Jihad Issa

Der Künstler Jihad Issa ist 1963 in Aleppo, Syrien geboren. Er studierte und lehrte im Fachbereich Skulptur an der Kunstfakultät der Universität Aleppo. Seit 2015 lebt er in Hellersdorf. 2016 beginnt er Menschen im Stadtteil Berlin-Hellersdorf im öffentlichen Raum und in seinem Atelier in der station urbaner kulturen auf dem ­Boulevard Kastanienallee zu porträtieren.
Seit 2018 portraitiert er im Quartier Hellers­dorfer Promenade im Rahmen des Projektes »Hellersdorfer Gesichter«.

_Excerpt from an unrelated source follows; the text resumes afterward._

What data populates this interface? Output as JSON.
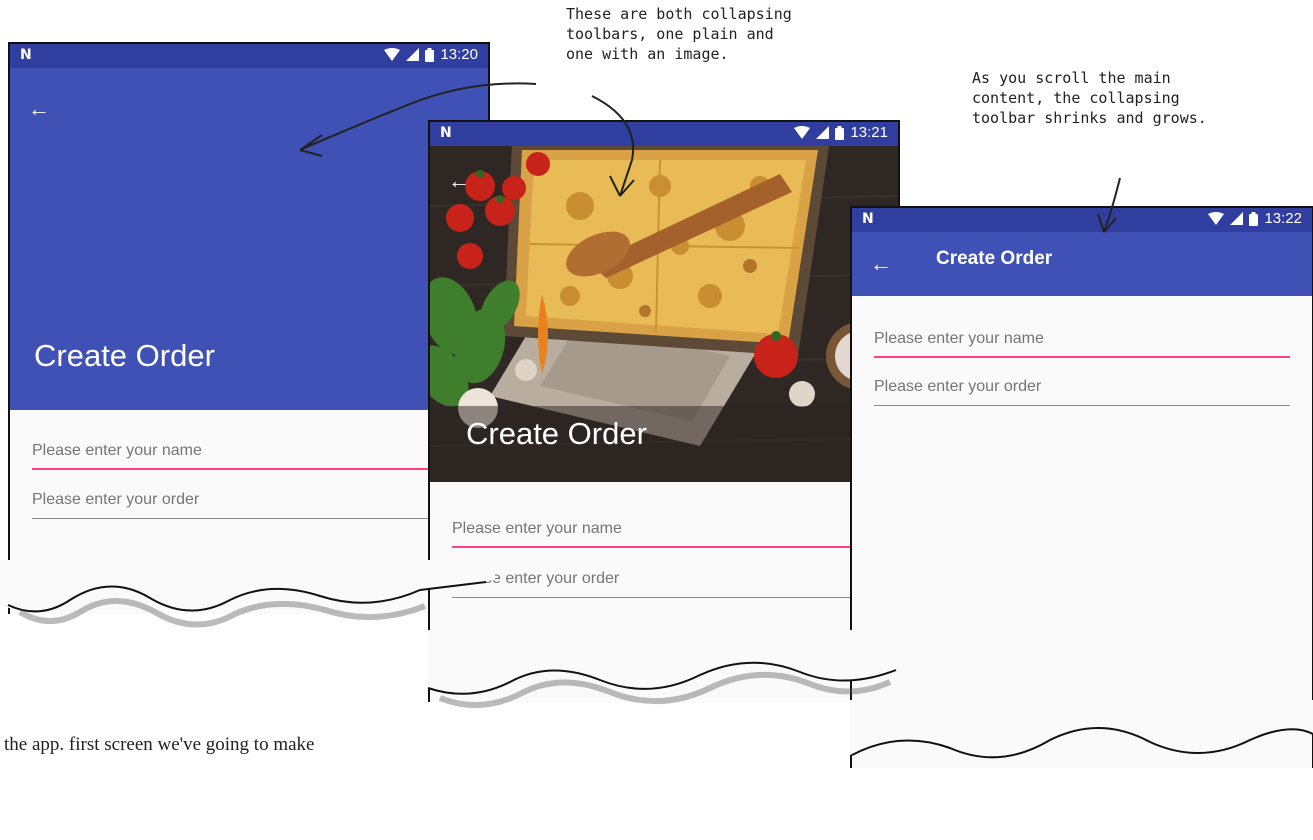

Ausstellungsbeteiligungen (Auswahl):

Einzelausstellung, ­Nachbarschafts­zentrum 74, Am Baltenring 74, Berlin, 2020
»Syrien, Kunst und Flucht« , Alte Feuer­wache Köln, 2019
Einzelausstellung, Kiezbüro DIE LINKE, Cecilienplatz, Berlin, 2019
Einzelausstellung, »Farben der Migra­tion« , KuLe Berlin, 2017
»Ein wenig Schnee – Bilder vom Stadtrand« , station urbaner kulturen, ­Berlin, 2017

Jihad Issa hatte ein Jahr lang in Berlin erfolglos Arbeit gesucht als wir uns im September 2016 auf der Grünfläche zwischen Maxie-Wander-Strasse und U-Bahnhof Cottbusser Platz zum ersten Mal begegneten. Jihad wohnte damals in der Gemeinschaftsunterkunft (GU) Maxie­-Wander-Straße 78. Ich arbeitete auf der Grünfläche im Rahmen der künstlerischen Aktivitäten der station urbaner kulturen, des Hellersdorfer Standortes des Berliner Kunstvereins neue Gesellschaft für bildende Kunst (nGbK). Wie viele andere Anwohner:innen des Quartiers, kreuzte Jihad die Grünfläche regelmäßig auf seinem Weg vom U-Bahnhof bzw. vom Deutschkurs nach Hause. Als er beim täglichen Vorbeigehen beobachtete, wie die Künstlerin Folke Köbberling mit Kindern aus der GU einen großen Holzsockel mitten auf der Grünfläche baute, fragte er, ob er beim Bauen mithelfen könnte. Der Sockel diente als ein informeller Treff­punkt an einer Stelle, wo sich viele Trampelpfade durch die Grünfläche kreuzten. Später sollte eine von der Künstlerin Valeska Peschke gestaltete 13m hohe Siegessäule aus PVC, auf dem Sockel aufgeblasen und gestürzt werden. Der Sturz erinnert an den Aufstand der Kommunard:innen 1871 in Paris, die gegen den Krieg des Herrschers Napoleon III. protestierten und dessen Säule umwarfen.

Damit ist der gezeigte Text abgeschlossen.